Helping students resist scientific misinformation is one of the important missing pieces in the NGSS. As we developed the curriculum materials, this missing piece became an impetus to look for other missing pieces and to write the white paper posted on this site.

It was interesting to learn recently that accepting misinformation is a bigger problem in the United States than in many other nations. As a Boston Globe article reported:

“Nearly 10 percent of the online stories followed most closely by readers in the United States in December came from [untrustworthy news] sites…. Enthusiasm for these sites in the United States far outstrips that of [France, Italy, Germany, and the United Kingdom]. The British are especially resistant; news from unreliable sites made up just 1.2 percent of the most-followed stories among British Web surfers.”

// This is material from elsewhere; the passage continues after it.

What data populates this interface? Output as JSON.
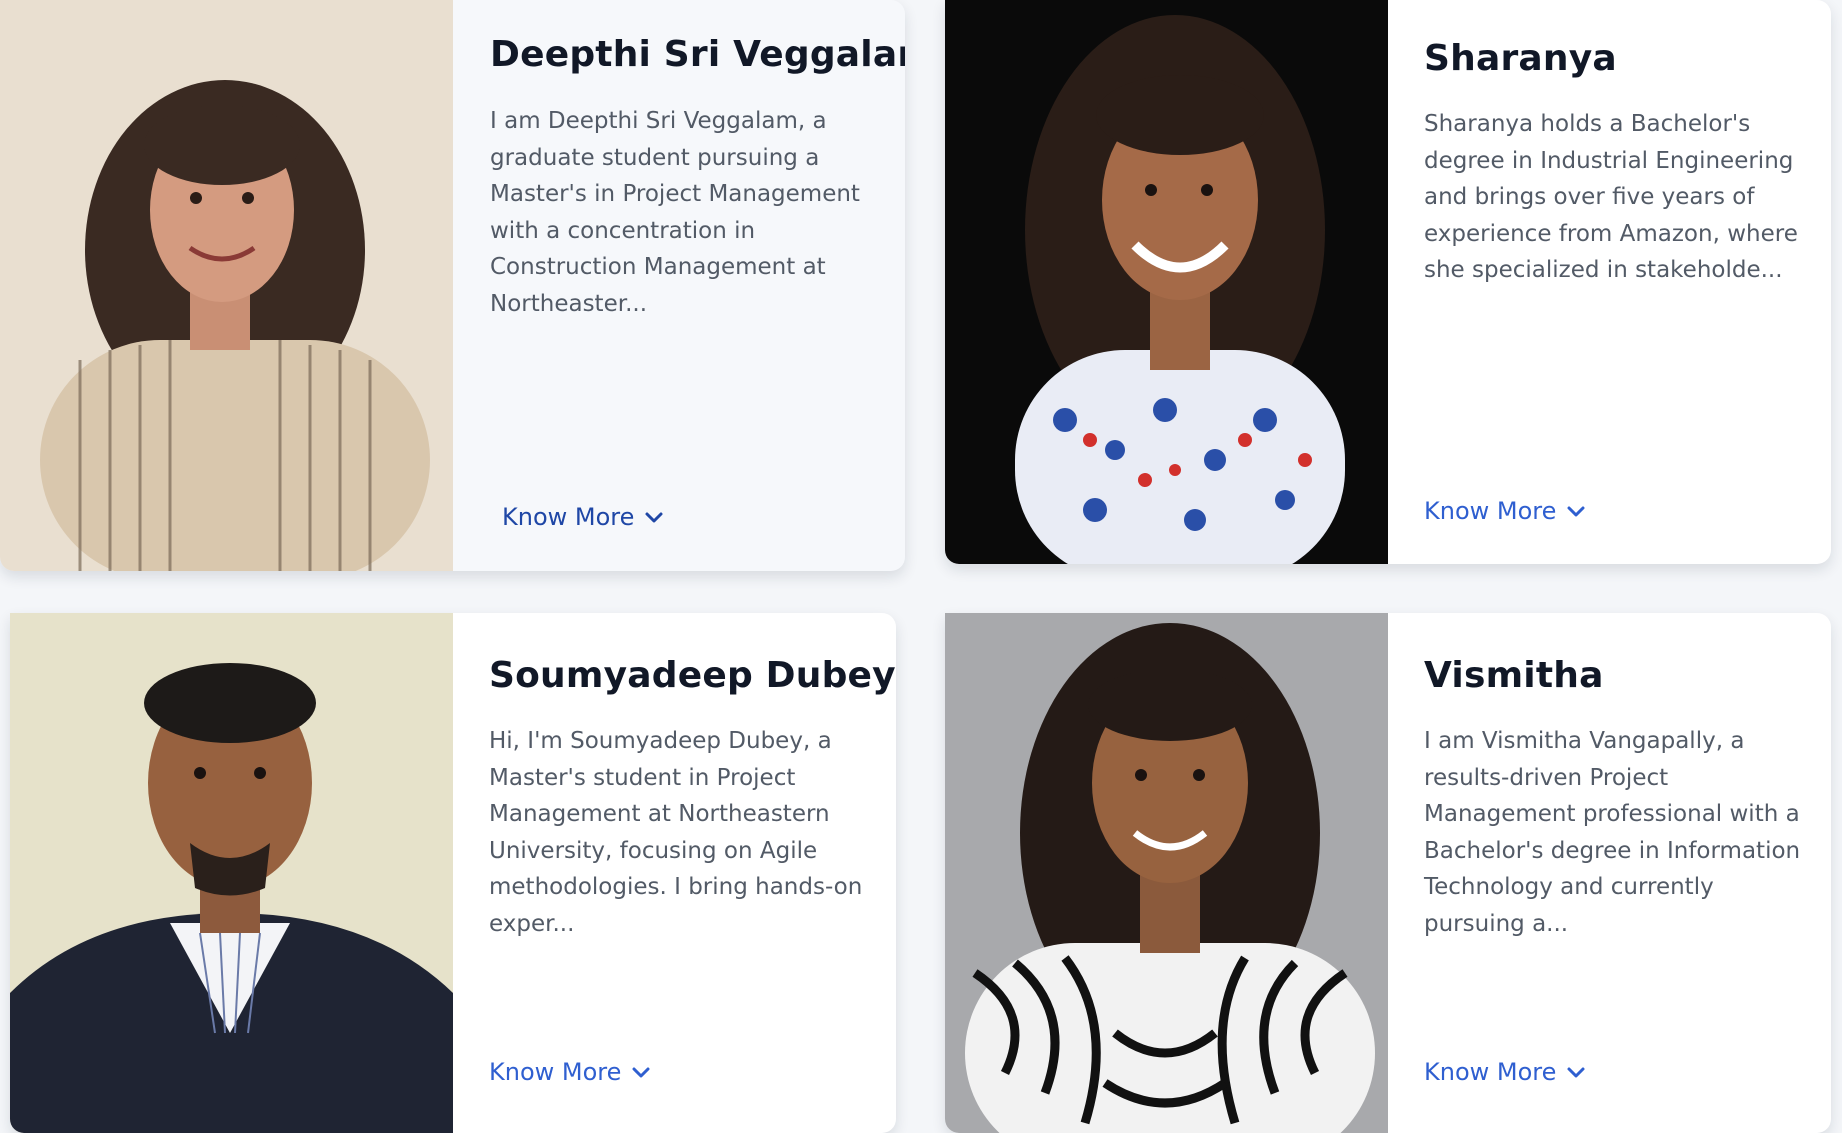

As you might expect, there are a variety of ways to help students with the problem of misinformation; unfortunately, none of them are addressed directly by the NGSS. One approach is to use technology-rich services that help users separate information from misinformation. For example, one can install software from NewsGuard, a startup that evaluates the trustworthiness of Internet news sites, including whether the news site identifies its owners, backers, and authors of articles. A green check mark appears for users who install the software in their web browsers.

Snopes is an easy-to-use website that has evaluated thousands of claims for accuracy, which includes a list of the “hot 50” rumors circulating online. Checkology describes itself as “a browser-based platform where middle school and high school students learn how to navigate today’s challenging information landscape by developing news literacy skills,” and it includes lessons educators can use with classes. A basic version is free, while a premium version requires a subscription.

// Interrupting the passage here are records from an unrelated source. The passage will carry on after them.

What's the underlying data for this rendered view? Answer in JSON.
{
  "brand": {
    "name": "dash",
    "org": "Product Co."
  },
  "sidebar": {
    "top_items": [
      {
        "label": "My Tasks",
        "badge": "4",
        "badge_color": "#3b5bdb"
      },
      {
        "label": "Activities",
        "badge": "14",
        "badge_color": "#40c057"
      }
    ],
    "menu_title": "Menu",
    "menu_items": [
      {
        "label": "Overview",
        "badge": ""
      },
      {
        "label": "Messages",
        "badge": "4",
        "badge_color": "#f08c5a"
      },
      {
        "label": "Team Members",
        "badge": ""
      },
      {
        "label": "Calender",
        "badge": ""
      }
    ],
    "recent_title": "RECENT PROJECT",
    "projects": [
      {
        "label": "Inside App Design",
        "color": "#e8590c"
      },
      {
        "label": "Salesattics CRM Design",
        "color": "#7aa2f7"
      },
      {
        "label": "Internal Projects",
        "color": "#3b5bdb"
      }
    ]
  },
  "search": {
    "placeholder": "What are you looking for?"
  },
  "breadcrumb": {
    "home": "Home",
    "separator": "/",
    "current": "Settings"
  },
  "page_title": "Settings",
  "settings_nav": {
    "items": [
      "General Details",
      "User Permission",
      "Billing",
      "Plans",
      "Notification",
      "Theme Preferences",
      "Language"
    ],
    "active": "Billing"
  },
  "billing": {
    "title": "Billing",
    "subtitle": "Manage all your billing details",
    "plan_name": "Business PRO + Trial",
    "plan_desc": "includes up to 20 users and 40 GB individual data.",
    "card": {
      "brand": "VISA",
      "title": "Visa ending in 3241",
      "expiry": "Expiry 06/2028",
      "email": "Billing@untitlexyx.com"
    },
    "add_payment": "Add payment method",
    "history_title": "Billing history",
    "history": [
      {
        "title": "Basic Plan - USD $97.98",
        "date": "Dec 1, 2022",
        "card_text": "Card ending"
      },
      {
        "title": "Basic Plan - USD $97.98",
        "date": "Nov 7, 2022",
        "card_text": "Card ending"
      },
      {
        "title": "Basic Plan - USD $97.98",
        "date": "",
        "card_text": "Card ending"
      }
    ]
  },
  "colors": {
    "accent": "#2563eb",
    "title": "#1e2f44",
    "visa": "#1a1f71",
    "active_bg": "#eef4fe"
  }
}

This list of technology-rich resources to help users sort information from misinformation could be greatly expanded. We use some of them and we’re glad they exist.

At the same time, students need to learn how to judge for themselves the thousands of dubious science-related claims that appear on social media, on TV or radio, or elsewhere. New claims appear all the time. Using our unit (free online), teachers guide students through evaluating for themselves a number of “scientific” claims, some of which turn out to be valid, and others not. The materials focus on four approaches to evaluating claims: a better understanding of advertising, including ways some advertisers try to fool you; asking the right questions about a dubious claim; understanding more clearly how scientists reach their conclusions (including the vital role of such institutions as the Centers for Disease Control and Prevention); and distinguishing between more and less reliable sources of scientific information.

The unit concludes by asking students to investigate a dubious claim by using appropriate websites, and then writing a short synthesis of their findings. Again, we find the NGSS is lacking in asking students to investigate claims for themselves, even such timely issues as the risks and benefits of teenage vaping.